Quote from: Daniel Browning
The original question in that form was not really relevant, i.e. this is not the real issue; nor is that post on DPreview relevant regarding the main issue.

DNG is (supposed to be) partly a format change of the original data. Although the encoding adopted by DNG in the compression is the same one adopted in CR2 files, there are small differences. The differences are greater with Nikon compressed image data; spme other formats are totally different.

The only relevant questions are,

1. if the image data remains unchanged or directly (i.e. one to one) convertible between the native format and DNG,

2. if all relevant info is converted or saved in DNG format.

Condition 1 is fulfilled mostly but not always. The exceptions are worthy dio be discussed on their own;

condition 2 is fulfilled by savng MakerNote in the DNG file.

Note, that I discounted the option of saving the entire original raw data in the DNG file, for that is plain garbage.

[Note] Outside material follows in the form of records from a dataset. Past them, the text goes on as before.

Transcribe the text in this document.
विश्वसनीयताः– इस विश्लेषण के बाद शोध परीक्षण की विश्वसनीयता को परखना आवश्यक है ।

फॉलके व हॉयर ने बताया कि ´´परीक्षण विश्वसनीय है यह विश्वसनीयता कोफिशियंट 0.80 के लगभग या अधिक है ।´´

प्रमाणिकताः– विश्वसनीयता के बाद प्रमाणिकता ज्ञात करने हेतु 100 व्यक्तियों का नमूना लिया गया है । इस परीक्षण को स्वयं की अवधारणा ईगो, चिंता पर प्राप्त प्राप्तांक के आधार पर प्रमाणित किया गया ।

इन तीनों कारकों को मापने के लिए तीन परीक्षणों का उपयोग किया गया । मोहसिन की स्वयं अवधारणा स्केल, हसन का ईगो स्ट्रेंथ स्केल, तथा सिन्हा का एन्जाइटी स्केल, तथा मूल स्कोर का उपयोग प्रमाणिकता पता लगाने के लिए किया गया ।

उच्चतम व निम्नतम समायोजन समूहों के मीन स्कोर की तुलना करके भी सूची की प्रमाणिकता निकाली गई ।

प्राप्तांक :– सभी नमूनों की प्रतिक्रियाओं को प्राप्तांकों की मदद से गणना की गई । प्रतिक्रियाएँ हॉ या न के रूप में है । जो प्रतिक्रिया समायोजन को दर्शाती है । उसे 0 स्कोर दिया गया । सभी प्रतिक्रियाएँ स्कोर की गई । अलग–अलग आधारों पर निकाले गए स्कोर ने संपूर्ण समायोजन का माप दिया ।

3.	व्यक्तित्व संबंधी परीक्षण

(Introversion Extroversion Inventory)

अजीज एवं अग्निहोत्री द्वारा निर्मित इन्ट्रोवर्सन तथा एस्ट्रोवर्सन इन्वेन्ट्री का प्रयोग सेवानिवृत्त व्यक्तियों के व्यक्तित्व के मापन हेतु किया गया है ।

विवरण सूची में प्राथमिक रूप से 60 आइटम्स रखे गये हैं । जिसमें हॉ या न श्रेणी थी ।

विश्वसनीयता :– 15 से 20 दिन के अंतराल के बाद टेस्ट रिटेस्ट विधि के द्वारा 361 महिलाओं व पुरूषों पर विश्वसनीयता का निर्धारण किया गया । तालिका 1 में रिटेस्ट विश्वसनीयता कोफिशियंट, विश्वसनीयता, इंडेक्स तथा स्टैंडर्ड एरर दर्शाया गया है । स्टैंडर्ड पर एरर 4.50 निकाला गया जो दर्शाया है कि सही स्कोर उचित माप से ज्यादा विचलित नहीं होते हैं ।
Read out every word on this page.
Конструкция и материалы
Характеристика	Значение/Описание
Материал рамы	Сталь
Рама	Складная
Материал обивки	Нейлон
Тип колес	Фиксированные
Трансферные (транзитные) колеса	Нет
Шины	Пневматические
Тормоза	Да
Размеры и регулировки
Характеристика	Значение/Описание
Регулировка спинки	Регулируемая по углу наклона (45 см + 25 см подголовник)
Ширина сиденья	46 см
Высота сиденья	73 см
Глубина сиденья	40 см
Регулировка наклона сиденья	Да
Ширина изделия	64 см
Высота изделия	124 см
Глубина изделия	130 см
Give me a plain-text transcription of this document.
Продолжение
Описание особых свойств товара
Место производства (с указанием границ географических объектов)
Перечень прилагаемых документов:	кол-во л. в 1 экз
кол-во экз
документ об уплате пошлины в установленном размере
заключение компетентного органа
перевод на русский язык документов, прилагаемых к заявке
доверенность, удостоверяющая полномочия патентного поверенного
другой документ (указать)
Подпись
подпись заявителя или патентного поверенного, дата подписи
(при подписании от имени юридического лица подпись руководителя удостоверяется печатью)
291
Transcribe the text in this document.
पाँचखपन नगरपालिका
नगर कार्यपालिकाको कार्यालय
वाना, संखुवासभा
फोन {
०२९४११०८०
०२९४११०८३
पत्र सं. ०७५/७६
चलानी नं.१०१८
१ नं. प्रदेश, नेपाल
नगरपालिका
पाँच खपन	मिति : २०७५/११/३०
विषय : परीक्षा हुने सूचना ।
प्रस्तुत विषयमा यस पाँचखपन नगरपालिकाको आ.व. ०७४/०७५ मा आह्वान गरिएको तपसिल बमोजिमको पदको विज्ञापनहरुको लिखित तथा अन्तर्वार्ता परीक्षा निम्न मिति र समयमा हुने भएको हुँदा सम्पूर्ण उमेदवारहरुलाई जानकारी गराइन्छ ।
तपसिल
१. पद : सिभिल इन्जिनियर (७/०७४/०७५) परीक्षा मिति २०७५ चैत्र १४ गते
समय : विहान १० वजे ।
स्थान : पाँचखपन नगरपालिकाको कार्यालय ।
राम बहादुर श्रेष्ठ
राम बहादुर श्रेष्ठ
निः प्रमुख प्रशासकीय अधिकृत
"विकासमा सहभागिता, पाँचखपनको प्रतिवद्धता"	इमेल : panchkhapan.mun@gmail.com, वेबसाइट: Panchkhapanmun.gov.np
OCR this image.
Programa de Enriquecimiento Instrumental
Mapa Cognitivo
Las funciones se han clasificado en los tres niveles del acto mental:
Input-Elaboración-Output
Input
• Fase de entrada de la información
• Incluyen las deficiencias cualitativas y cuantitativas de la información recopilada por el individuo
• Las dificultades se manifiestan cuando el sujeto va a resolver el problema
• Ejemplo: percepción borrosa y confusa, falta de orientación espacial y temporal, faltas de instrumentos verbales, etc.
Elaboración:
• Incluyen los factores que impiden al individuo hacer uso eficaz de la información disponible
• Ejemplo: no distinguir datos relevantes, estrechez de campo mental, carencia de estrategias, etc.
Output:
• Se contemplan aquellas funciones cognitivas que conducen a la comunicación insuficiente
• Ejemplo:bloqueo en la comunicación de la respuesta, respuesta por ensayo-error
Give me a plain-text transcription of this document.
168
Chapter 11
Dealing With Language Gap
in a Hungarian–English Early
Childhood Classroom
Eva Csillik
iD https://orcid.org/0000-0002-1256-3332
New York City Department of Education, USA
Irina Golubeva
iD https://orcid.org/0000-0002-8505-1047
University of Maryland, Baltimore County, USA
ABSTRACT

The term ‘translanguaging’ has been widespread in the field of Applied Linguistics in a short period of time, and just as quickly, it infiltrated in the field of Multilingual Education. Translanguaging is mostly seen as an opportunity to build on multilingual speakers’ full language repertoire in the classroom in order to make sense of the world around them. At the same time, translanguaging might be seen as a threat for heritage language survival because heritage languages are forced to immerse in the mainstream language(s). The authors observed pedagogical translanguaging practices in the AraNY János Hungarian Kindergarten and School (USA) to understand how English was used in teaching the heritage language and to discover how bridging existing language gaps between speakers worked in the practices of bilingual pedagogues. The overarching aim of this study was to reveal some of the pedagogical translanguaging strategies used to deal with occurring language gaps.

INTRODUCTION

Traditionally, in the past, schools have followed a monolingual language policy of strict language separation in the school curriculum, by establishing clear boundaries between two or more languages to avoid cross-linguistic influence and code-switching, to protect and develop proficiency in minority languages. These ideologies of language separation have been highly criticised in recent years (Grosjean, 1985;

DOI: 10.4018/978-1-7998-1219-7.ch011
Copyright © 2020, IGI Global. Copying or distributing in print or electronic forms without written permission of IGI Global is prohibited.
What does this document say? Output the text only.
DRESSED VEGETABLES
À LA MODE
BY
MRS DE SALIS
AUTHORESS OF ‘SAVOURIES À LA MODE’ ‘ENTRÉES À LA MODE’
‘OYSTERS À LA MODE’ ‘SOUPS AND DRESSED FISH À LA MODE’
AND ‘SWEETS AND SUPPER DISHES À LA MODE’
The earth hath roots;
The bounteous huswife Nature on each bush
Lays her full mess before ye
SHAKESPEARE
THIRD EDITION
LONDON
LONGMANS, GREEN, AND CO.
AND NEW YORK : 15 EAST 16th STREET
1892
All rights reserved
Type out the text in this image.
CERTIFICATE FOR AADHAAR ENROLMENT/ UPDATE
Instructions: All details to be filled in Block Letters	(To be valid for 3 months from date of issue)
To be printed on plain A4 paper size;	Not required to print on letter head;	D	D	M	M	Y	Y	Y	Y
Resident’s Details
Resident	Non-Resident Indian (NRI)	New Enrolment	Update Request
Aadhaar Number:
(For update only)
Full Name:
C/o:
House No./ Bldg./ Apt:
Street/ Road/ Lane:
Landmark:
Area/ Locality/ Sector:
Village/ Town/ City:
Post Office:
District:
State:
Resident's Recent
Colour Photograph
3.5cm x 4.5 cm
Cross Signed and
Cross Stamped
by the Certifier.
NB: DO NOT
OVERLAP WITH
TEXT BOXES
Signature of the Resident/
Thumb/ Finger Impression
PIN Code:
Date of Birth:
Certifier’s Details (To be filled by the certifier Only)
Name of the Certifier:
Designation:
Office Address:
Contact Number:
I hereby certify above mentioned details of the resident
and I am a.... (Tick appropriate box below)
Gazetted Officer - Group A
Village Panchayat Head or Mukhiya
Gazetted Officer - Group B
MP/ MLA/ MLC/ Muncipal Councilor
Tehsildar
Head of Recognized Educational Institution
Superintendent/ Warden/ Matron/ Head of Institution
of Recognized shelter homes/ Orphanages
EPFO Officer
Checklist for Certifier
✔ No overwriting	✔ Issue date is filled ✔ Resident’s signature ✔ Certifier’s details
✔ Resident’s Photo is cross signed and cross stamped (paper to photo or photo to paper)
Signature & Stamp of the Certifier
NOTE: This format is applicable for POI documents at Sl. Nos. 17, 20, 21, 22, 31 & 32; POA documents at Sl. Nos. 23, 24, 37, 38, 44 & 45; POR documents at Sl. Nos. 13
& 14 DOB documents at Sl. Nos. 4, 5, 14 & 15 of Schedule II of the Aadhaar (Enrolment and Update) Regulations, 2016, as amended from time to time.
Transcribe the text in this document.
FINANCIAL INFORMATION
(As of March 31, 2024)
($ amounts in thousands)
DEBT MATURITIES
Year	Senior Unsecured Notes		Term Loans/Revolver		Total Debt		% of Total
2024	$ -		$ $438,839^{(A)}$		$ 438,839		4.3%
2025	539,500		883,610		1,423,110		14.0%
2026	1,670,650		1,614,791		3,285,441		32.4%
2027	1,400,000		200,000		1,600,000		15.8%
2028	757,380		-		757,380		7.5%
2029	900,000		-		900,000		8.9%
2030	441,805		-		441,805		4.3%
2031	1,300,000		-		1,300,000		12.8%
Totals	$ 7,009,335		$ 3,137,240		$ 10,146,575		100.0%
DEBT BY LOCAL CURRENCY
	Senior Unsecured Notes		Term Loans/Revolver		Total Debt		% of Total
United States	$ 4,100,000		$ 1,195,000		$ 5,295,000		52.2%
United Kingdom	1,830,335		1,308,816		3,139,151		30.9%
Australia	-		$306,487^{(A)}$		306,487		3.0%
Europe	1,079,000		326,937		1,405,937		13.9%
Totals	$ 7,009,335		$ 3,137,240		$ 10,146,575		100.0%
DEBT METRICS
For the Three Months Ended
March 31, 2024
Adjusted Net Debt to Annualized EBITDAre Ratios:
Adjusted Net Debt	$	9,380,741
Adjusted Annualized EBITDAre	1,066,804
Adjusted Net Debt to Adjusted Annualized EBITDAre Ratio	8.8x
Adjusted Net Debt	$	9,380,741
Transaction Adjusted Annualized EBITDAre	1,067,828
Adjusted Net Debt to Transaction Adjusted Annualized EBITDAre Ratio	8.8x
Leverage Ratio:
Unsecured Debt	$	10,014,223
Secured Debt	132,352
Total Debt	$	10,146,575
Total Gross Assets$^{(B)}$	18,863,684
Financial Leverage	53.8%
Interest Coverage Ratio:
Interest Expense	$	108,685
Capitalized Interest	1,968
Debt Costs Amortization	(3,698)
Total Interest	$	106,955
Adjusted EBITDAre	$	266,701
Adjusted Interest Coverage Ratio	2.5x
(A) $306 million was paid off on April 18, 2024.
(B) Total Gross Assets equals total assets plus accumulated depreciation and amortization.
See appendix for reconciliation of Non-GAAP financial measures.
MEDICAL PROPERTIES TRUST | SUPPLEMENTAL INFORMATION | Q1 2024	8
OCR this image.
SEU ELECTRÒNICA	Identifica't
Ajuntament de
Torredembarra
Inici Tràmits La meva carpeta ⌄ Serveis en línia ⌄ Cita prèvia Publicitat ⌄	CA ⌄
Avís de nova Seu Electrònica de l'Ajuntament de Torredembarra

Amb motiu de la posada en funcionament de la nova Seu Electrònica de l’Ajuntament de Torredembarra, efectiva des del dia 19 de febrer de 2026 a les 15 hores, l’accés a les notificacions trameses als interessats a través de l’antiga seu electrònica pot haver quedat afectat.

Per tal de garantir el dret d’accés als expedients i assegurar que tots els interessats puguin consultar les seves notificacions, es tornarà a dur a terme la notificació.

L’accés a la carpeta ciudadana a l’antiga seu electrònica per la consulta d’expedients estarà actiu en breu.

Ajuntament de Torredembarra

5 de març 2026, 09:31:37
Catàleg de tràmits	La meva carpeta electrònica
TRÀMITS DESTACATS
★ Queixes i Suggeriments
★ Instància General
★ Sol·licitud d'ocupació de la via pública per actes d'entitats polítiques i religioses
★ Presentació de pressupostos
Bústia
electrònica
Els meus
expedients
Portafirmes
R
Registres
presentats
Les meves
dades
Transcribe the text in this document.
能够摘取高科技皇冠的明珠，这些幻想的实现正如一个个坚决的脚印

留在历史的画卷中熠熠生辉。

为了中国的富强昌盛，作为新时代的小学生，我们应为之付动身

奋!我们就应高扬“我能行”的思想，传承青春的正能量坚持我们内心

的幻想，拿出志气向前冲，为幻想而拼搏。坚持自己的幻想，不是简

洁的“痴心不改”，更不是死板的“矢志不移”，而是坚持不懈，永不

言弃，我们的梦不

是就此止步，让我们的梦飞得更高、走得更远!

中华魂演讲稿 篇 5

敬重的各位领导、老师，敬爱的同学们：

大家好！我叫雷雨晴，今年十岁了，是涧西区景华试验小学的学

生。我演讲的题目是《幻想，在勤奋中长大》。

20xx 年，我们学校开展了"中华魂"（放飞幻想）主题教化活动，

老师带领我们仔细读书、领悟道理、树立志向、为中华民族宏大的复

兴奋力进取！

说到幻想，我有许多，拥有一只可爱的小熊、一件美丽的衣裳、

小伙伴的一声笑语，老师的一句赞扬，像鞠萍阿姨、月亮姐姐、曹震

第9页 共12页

Back to the subject: it is NOT important, that the same result be generated from the different formats. DIfferent versions of any raw converter may yield different results from the same raw file, no matter which format.

It is important to understand, that the DNG file contains not only the "natural data" (i.e. that, what is taken from the native raw file) but its interpretation is added. Particularly, the color reproduction is an issue, which is entirely in the domain of the raw processor and can be changed. Thus there is nothing strange on the fact, that different versions of ACR or of the DNG converter generate different outputs.

Again, the main issue is, if the raw image data remains the same except for formal changes. The example I provided demonstrate, that this is not always the case. That error has been removed, but all related images converted from NEF in DNG format in that period are permanently lost if the NEF was not kept.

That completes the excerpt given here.